Heidegger has another pertinent observation to make, though. This is what jumped out at me when I read Technology. Heidegger sees that this disconnection from the firm foundation of Christianity and biblical revelation, does not constitute an “excluding [of] religiosity.” Religion, he says, is not dead. It is transformed into “religious experience.” What Heidegger lays out here is a process of separation from what Christians would describe as the firm foundation of biblical truth, and this rebellion against God results, not in a lack of religion, but a religion that is transformed from an objective truth claim into a “religious experience”.
Paul goes on in Romans 1:21-23 to say that:
For although they knew God, they did not honour him as God or give thanks to him, but they became futile in their thinking, and their foolish hearts were darkened. Claiming to be wise, they became fools, and exchanged the glory of the immortal God for images resembling mortal man and birds and animals and creeping things.
Some Christians worship a god they know nothing about!
Paul says that Man rebels against God and does not honour him, and they become foolish. Heidegger describes how, in removing God from the picture, Mankind has reduced religion to “religious experience.” A quick browse around the world of modern religion, and even the modern church (take a quick look through the ‘Holy Spirit’ shelves at Koorong!) illustrates this. Some Christians worship a god they know nothing about! They do not read their Bibles, and Bible is not taught at their churches, so their faith is reduced to religious experience!

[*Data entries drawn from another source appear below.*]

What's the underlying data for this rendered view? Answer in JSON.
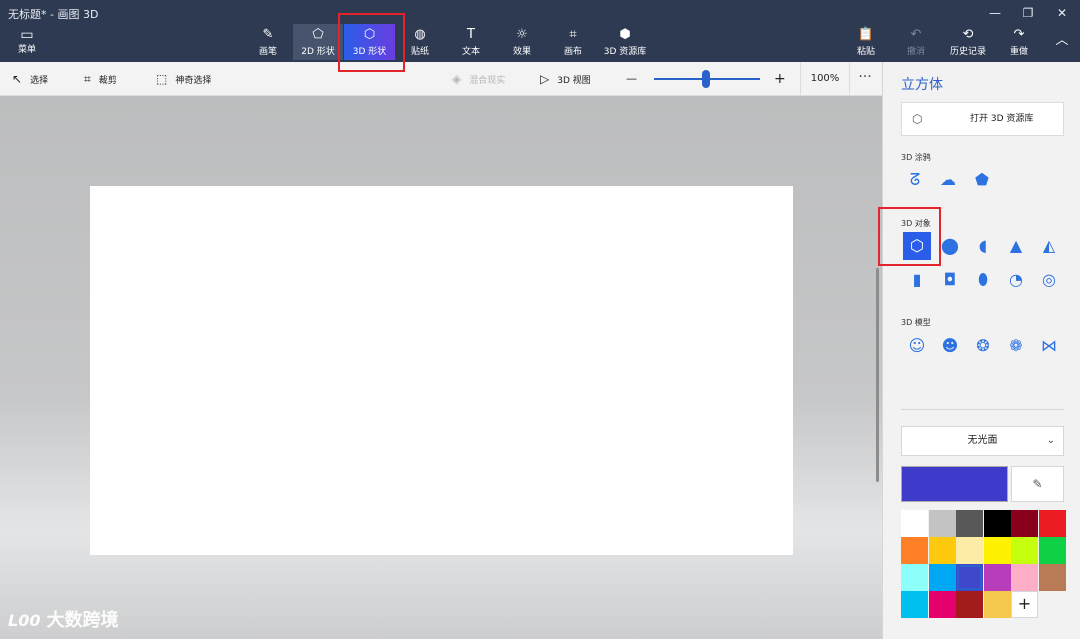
{
  "window": {
    "title": "无标题* - 画图 3D",
    "minimize": "—",
    "restore": "❐",
    "close": "✕"
  },
  "ribbon": {
    "menu": {
      "label": "菜单",
      "icon": "folder-icon",
      "glyph": "▭"
    },
    "tools": [
      {
        "label": "画笔",
        "icon": "brush-icon",
        "glyph": "✎"
      },
      {
        "label": "2D 形状",
        "icon": "2d-shapes-icon",
        "glyph": "⬠"
      },
      {
        "label": "3D 形状",
        "icon": "cube-icon",
        "glyph": "⬡"
      },
      {
        "label": "贴纸",
        "icon": "sticker-icon",
        "glyph": "◍"
      },
      {
        "label": "文本",
        "icon": "text-icon",
        "glyph": "T"
      },
      {
        "label": "效果",
        "icon": "sun-icon",
        "glyph": "☼"
      },
      {
        "label": "画布",
        "icon": "canvas-icon",
        "glyph": "⌗"
      },
      {
        "label": "3D 资源库",
        "icon": "3d-library-icon",
        "glyph": "⬢"
      }
    ],
    "actions": [
      {
        "label": "粘贴",
        "icon": "paste-icon",
        "glyph": "📋"
      },
      {
        "label": "撤消",
        "icon": "undo-icon",
        "glyph": "↶"
      },
      {
        "label": "历史记录",
        "icon": "history-icon",
        "glyph": "⟲"
      },
      {
        "label": "重做",
        "icon": "redo-icon",
        "glyph": "↷"
      }
    ],
    "collapse_glyph": "︿"
  },
  "toolbar": {
    "select": {
      "label": "选择",
      "glyph": "↖"
    },
    "crop": {
      "label": "裁剪",
      "glyph": "⌗"
    },
    "magic_select": {
      "label": "神奇选择",
      "glyph": "⬚"
    },
    "mixed_reality": {
      "label": "混合现实",
      "glyph": "◈"
    },
    "view_3d": {
      "label": "3D 视图",
      "glyph": "▷"
    },
    "zoom_minus": "—",
    "zoom_plus": "+",
    "zoom_value": "100%",
    "zoom_level_fraction": 0.5,
    "more": "···"
  },
  "panel": {
    "title": "立方体",
    "open_library": {
      "label": "打开 3D 资源库",
      "glyph": "⬡"
    },
    "doodle_title": "3D 涂鸦",
    "doodles": [
      {
        "name": "sharp-doodle-icon",
        "glyph": "ᘔ"
      },
      {
        "name": "soft-doodle-icon",
        "glyph": "☁"
      },
      {
        "name": "tube-doodle-icon",
        "glyph": "⬟"
      }
    ],
    "objects_title": "3D 对象",
    "objects": [
      {
        "name": "cube-icon",
        "glyph": "⬡"
      },
      {
        "name": "sphere-icon",
        "glyph": "⬤"
      },
      {
        "name": "hemisphere-icon",
        "glyph": "◖"
      },
      {
        "name": "cone-icon",
        "glyph": "▲"
      },
      {
        "name": "pyramid-icon",
        "glyph": "◭"
      },
      {
        "name": "cylinder-icon",
        "glyph": "▮"
      },
      {
        "name": "tube-icon",
        "glyph": "◘"
      },
      {
        "name": "capsule-icon",
        "glyph": "⬮"
      },
      {
        "name": "bent-tube-icon",
        "glyph": "◔"
      },
      {
        "name": "donut-icon",
        "glyph": "◎"
      }
    ],
    "models_title": "3D 模型",
    "models": [
      {
        "name": "man-model-icon",
        "glyph": "☺"
      },
      {
        "name": "woman-model-icon",
        "glyph": "☻"
      },
      {
        "name": "dog-model-icon",
        "glyph": "❂"
      },
      {
        "name": "cat-model-icon",
        "glyph": "❁"
      },
      {
        "name": "fish-model-icon",
        "glyph": "⋈"
      }
    ],
    "finish": {
      "value": "无光面",
      "chevron": "⌄"
    },
    "current_color": "#3f3ac9",
    "eyedropper_glyph": "✎",
    "palette": [
      "#ffffff",
      "#c3c3c3",
      "#585858",
      "#000000",
      "#88001b",
      "#ec1c24",
      "#ff7f27",
      "#ffc90e",
      "#fdeca6",
      "#fff200",
      "#c4ff0e",
      "#0ed145",
      "#8cfffb",
      "#00a8f3",
      "#3f48cc",
      "#b83dba",
      "#ffaec8",
      "#b97a56",
      "#00c0f0",
      "#e5006e",
      "#a31b1b",
      "#f2c94c"
    ],
    "add_color": "+"
  },
  "watermark": {
    "logo": "L00",
    "text": "大数跨境"
  }
}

This is not meant to be a finger-pointing exercise. I have a plank in my own eye, so I shouldn’t worry much about the speck in the local Pentacostal’s eye. I would implore every Christian to not forget about who the God that you worship is. My religion can, at times, be reduced to an experience of being a moral person. Someone else’s could be reduced to an experience of speaking in tongues, or swooning to the latest “contemporary Christian-Pop song”. Another might find themselves simply intellectualising about God. The point is that we must know God.
Paul in Romans 1:21 says that people did know God, but they did not honour him, and he darkened their hearts. Whether or not you think Heidegger is right on this, it remains true that our focus must be the knowledge of God, knowing God personally. Otherwise, we may be left with darkened hearts and a meaningless experience.